Specific inheritance and gift tax exemptions only for certain EU/EEA-based businesses
German inheritance and gift tax law allows for tax exemptions of up to 100 per cent of the fair value of certain ‘active’ trade or business companies if they are located in the EU or the EEA (section 13(a)ff German Inheritance and Gift Tax Act ). With tax rates of up to 50 per cent, the German inheritance and gift tax can place a heavy burden on the successors of family-owned businesses. Therefore, the tax exemptions for ‘active’ business assets are pivotal for every estate planning strategy when either the business, its owner, or a potential successor has a nexus to Germany.
If the UK were to leave the EU and the EEA, Anglo-German cross-border successions would not be eligible for the existing German inheritance and gift tax cuts for businesses any more. British heirs of German enterprises as well as German heirs of British enterprises could face severe inheritance tax levies since Germany and the UK have not entered into a double tax convention for inheritance and gift tax purposes; in addition, European and German Courts have consistently held that European law does not oblige the UK and Germany to arrange for the avoidance of multiple taxation of estates and gifts.
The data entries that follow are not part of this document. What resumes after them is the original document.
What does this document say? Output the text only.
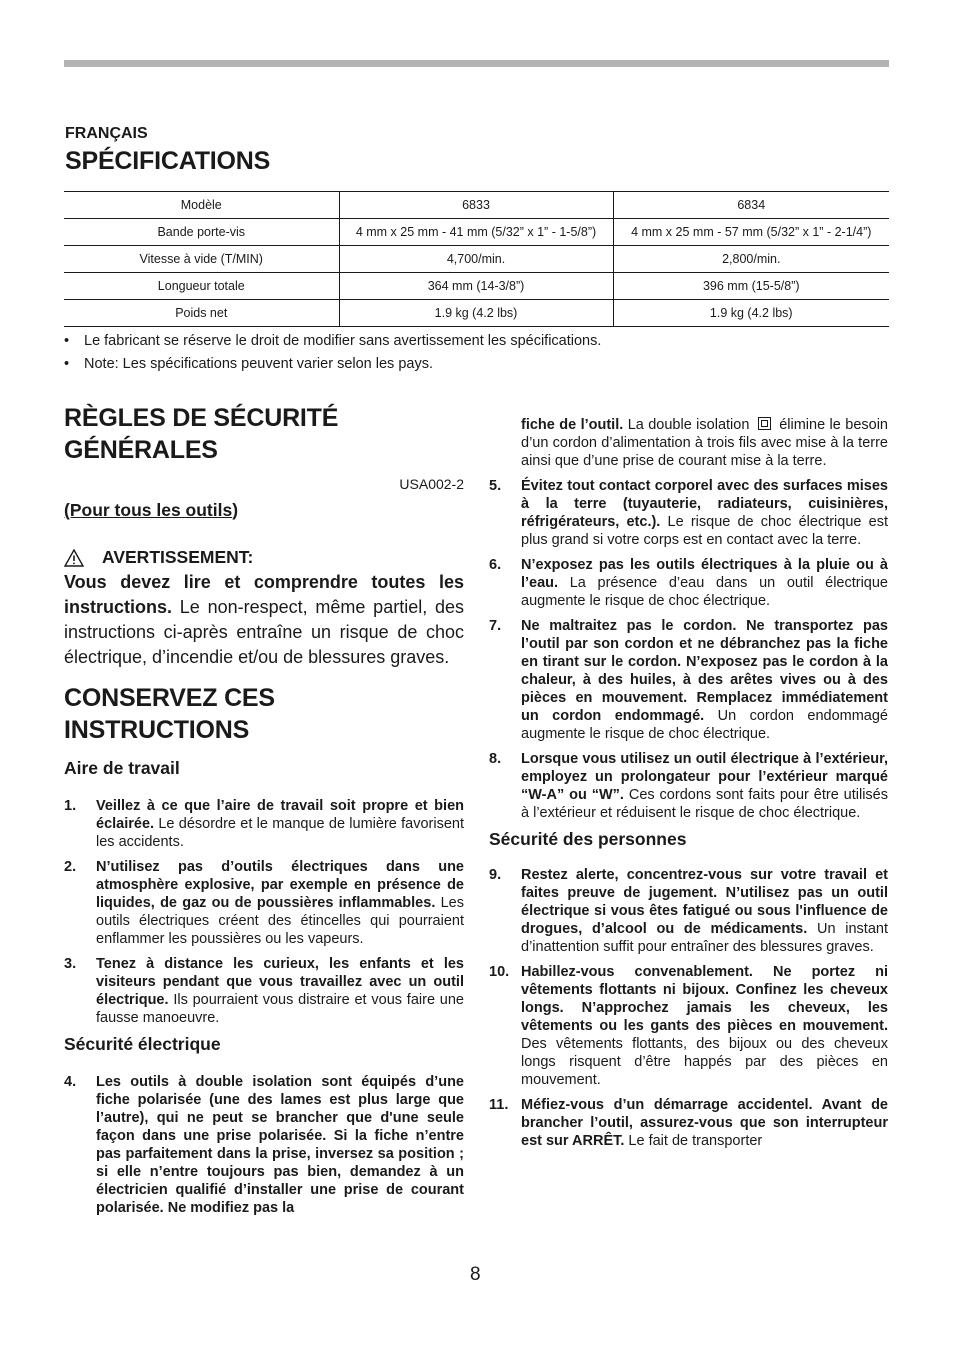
FRANÇAIS

SPÉCIFICATIONS
Modèle	6833	6834
Bande porte-vis	4 mm x 25 mm - 41 mm (5/32” x 1” - 1-5/8”)	4 mm x 25 mm - 57 mm (5/32” x 1” - 2-1/4”)
Vitesse à vide (T/MIN)	4,700/min.	2,800/min.
Longueur totale	364 mm (14-3/8”)	396 mm (15-5/8”)
Poids net	1.9 kg (4.2 lbs)	1.9 kg (4.2 lbs)
• Le fabricant se réserve le droit de modifier sans avertissement les spécifications.
• Note: Les spécifications peuvent varier selon les pays.
RÈGLES DE SÉCURITÉ
GÉNÉRALES

USA002-2

(Pour tous les outils)

AVERTISSEMENT:

Vous devez lire et comprendre toutes les instructions. Le non-respect, même partiel, des instructions ci-après entraîne un risque de choc électrique, d’incendie et/ou de blessures graves.

CONSERVEZ CES
INSTRUCTIONS
Aire de travail
1. Veillez à ce que l’aire de travail soit propre et bien éclairée. Le désordre et le manque de lumière favorisent les accidents.
2. N’utilisez pas d’outils électriques dans une atmosphère explosive, par exemple en présence de liquides, de gaz ou de poussières inflammables. Les outils électriques créent des étincelles qui pourraient enflammer les poussières ou les vapeurs.
3. Tenez à distance les curieux, les enfants et les visiteurs pendant que vous travaillez avec un outil électrique. Ils pourraient vous distraire et vous faire une fausse manoeuvre.
Sécurité électrique
4. Les outils à double isolation sont équipés d’une fiche polarisée (une des lames est plus large que l’autre), qui ne peut se brancher que d'une seule façon dans une prise polarisée. Si la fiche n’entre pas parfaitement dans la prise, inversez sa position ; si elle n’entre toujours pas bien, demandez à un électricien qualifié d’installer une prise de courant polarisée. Ne modifiez pas la

fiche de l’outil. La double isolation  élimine le besoin d’un cordon d’alimentation à trois fils avec mise à la terre ainsi que d’une prise de courant mise à la terre.

5. Évitez tout contact corporel avec des surfaces mises à la terre (tuyauterie, radiateurs, cuisinières, réfrigérateurs, etc.). Le risque de choc électrique est plus grand si votre corps est en contact avec la terre.
6. N’exposez pas les outils électriques à la pluie ou à l’eau. La présence d’eau dans un outil électrique augmente le risque de choc électrique.
7. Ne maltraitez pas le cordon. Ne transportez pas l’outil par son cordon et ne débranchez pas la fiche en tirant sur le cordon. N’exposez pas le cordon à la chaleur, à des huiles, à des arêtes vives ou à des pièces en mouvement. Remplacez immédiatement un cordon endommagé. Un cordon endommagé augmente le risque de choc électrique.
8. Lorsque vous utilisez un outil électrique à l’extérieur, employez un prolongateur pour l’extérieur marqué “W-A” ou “W”. Ces cordons sont faits pour être utilisés à l’extérieur et réduisent le risque de choc électrique.
Sécurité des personnes
9. Restez alerte, concentrez-vous sur votre travail et faites preuve de jugement. N’utilisez pas un outil électrique si vous êtes fatigué ou sous l'influence de drogues, d’alcool ou de médicaments. Un instant d’inattention suffit pour entraîner des blessures graves.
10. Habillez-vous convenablement. Ne portez ni vêtements flottants ni bijoux. Confinez les cheveux longs. N’approchez jamais les cheveux, les vêtements ou les gants des pièces en mouvement. Des vêtements flottants, des bijoux ou des cheveux longs risquent d’être happés par des pièces en mouvement.
11. Méfiez-vous d’un démarrage accidentel. Avant de brancher l’outil, assurez-vous que son interrupteur est sur ARRÊT. Le fait de transporter
8
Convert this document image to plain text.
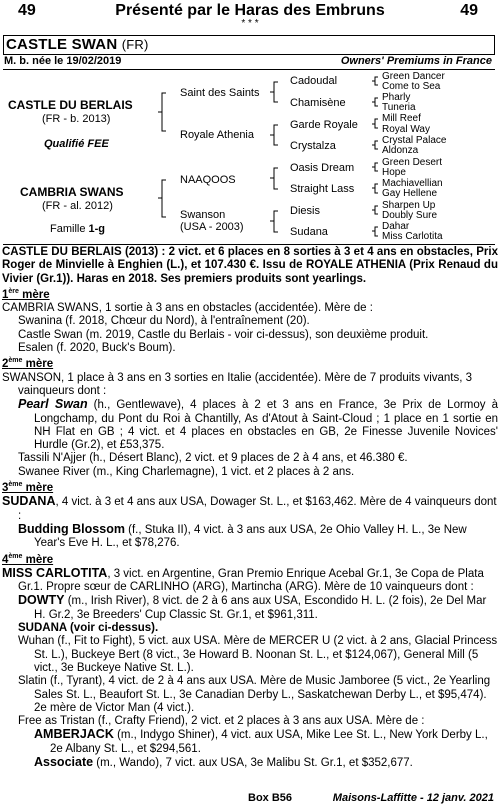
49	Présenté par le Haras des Embruns	49
* * *
CASTLE SWAN (FR)
M. b. née le 19/02/2019	Owners' Premiums in France
CASTLE DU BERLAIS
(FR - b. 2013)
Qualifié FEE
CAMBRIA SWANS
(FR - al. 2012)
Famille 1-g
Saint des Saints
Royale Athenia
NAAQOOS
Swanson
(USA - 2003)
Cadoudal
Chamisène
Garde Royale
Crystalza
Oasis Dream
Straight Lass
Diesis
Sudana
Green Dancer
Come to Sea
Pharly
Tuneria
Mill Reef
Royal Way
Crystal Palace
Aldonza
Green Desert
Hope
Machiavellian
Gay Hellene
Sharpen Up
Doubly Sure
Dahar
Miss Carlotita

CASTLE DU BERLAIS (2013) : 2 vict. et 6 places en 8 sorties à 3 et 4 ans en obstacles, Prix Roger de Minvielle à Enghien (L.), et 107.430 €. Issu de ROYALE ATHENIA (Prix Renaud du Vivier (Gr.1)). Haras en 2018. Ses premiers produits sont yearlings.

1ère mère

CAMBRIA SWANS, 1 sortie à 3 ans en obstacles (accidentée). Mère de :

Swanina (f. 2018, Chœur du Nord), à l'entraînement (20).

Castle Swan (m. 2019, Castle du Berlais - voir ci-dessus), son deuxième produit.

Esalen (f. 2020, Buck's Boum).

2ème mère

SWANSON, 1 place à 3 ans en 3 sorties en Italie (accidentée). Mère de 7 produits vivants, 3 vainqueurs dont :

Pearl Swan (h., Gentlewave), 4 places à 2 et 3 ans en France, 3e Prix de Lormoy à Longchamp, du Pont du Roi à Chantilly, As d'Atout à Saint-Cloud ; 1 place en 1 sortie en NH Flat en GB ; 4 vict. et 4 places en obstacles en GB, 2e Finesse Juvenile Novices' Hurdle (Gr.2), et £53,375.

Tassili N'Ajjer (h., Désert Blanc), 2 vict. et 9 places de 2 à 4 ans, et 46.380 €.

Swanee River (m., King Charlemagne), 1 vict. et 2 places à 2 ans.

3ème mère

SUDANA, 4 vict. à 3 et 4 ans aux USA, Dowager St. L., et $163,462. Mère de 4 vainqueurs dont :

Budding Blossom (f., Stuka II), 4 vict. à 3 ans aux USA, 2e Ohio Valley H. L., 3e New Year's Eve H. L., et $78,276.

4ème mère

MISS CARLOTITA, 3 vict. en Argentine, Gran Premio Enrique Acebal Gr.1, 3e Copa de Plata Gr.1. Propre sœur de CARLINHO (ARG), Martincha (ARG). Mère de 10 vainqueurs dont :

DOWTY (m., Irish River), 8 vict. de 2 à 6 ans aux USA, Escondido H. L. (2 fois), 2e Del Mar H. Gr.2, 3e Breeders' Cup Classic St. Gr.1, et $961,311.

SUDANA (voir ci-dessus).

Wuhan (f., Fit to Fight), 5 vict. aux USA. Mère de MERCER U (2 vict. à 2 ans, Glacial Princess St. L.), Buckeye Bert (8 vict., 3e Howard B. Noonan St. L., et $124,067), General Mill (5 vict., 3e Buckeye Native St. L.).

Slatin (f., Tyrant), 4 vict. de 2 à 4 ans aux USA. Mère de Music Jamboree (5 vict., 2e Yearling Sales St. L., Beaufort St. L., 3e Canadian Derby L., Saskatchewan Derby L., et $95,474). 2e mère de Victor Man (4 vict.).

Free as Tristan (f., Crafty Friend), 2 vict. et 2 places à 3 ans aux USA. Mère de :

AMBERJACK (m., Indygo Shiner), 4 vict. aux USA, Mike Lee St. L., New York Derby L., 2e Albany St. L., et $294,561.

Associate (m., Wando), 7 vict. aux USA, 3e Malibu St. Gr.1, et $352,677.

Box B56	Maisons-Laffitte - 12 janv. 2021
In recent German business successions ‘Brexit’ is already casting its clouds over the German inheritance tax: to what extent the tax exemptions for ‘active’ business assets are granted depends, among other factors, on the successor’s ability to reach a certain percentage of the transferred company’s average payroll expenditures during the last five years prior to the transfer in a period of five or seven consecutive years following the transfer. If this ‘minimum payroll test’ is not met within five or seven years after the transfer, inheritance or gift tax is retroactively levied on the transfer.
The relevant payroll expenditures include all wages paid to the company’s employees anywhere in the EU or the EEA. Since many German businesses hold UK subsidiaries with employees in the UK, the German payroll test can lead to an absurd outcome: when the average payroll expenditures for the five years prior to the transfer are determined, the UK payroll expenditures must be included as the UK to date is still a member of the EU. When the seven-year control period ends and the UK then is not a member of the EU and the EEA anymore, the UK payroll expenditures must not be included in the payroll expenditures reached during that period. The successor thus can fail the ‘minimum payroll test’ even if he does not lay off his UK employees or dispose of the UK subsidiary.
Two approaches exist to avoid that successors pay increased German inheritance or gift taxes solely for the fact that the UK has left the EU: either the UK payroll expenditures are already excluded today from the average payroll expenditures during the five-year period prior to the transfer, or the UK payroll expenditures even after ‘Brexit’ are included in the payroll expenditures during the seven-year control period after the transfer. The German Revenue service has not yet issued a ruling in this regard.
As long as it is unclear when ‘Brexit’ will happen and what consequences it will have on the ‘minimum payroll test’ under the German inheritance and gift tax practitioners should address this issue in all relevant tax filings and, if necessary, appeal any unfavourable tax assessment.
Several provisions of German tax law require that the persons or entities affected are based in the EU or EEA to be eligible for preferential tax treatment. When the UK happens to leave the EU and the EEA the existing preferential tax rules for EU/EEAbased companies, foundations, and trusts will cease to apply to British entities and trusts. Anglo-German tax and estate planning will become a lot more challenging than today; many cases already planned are likely to end up in a German tax trap if not revised to address the expected changes.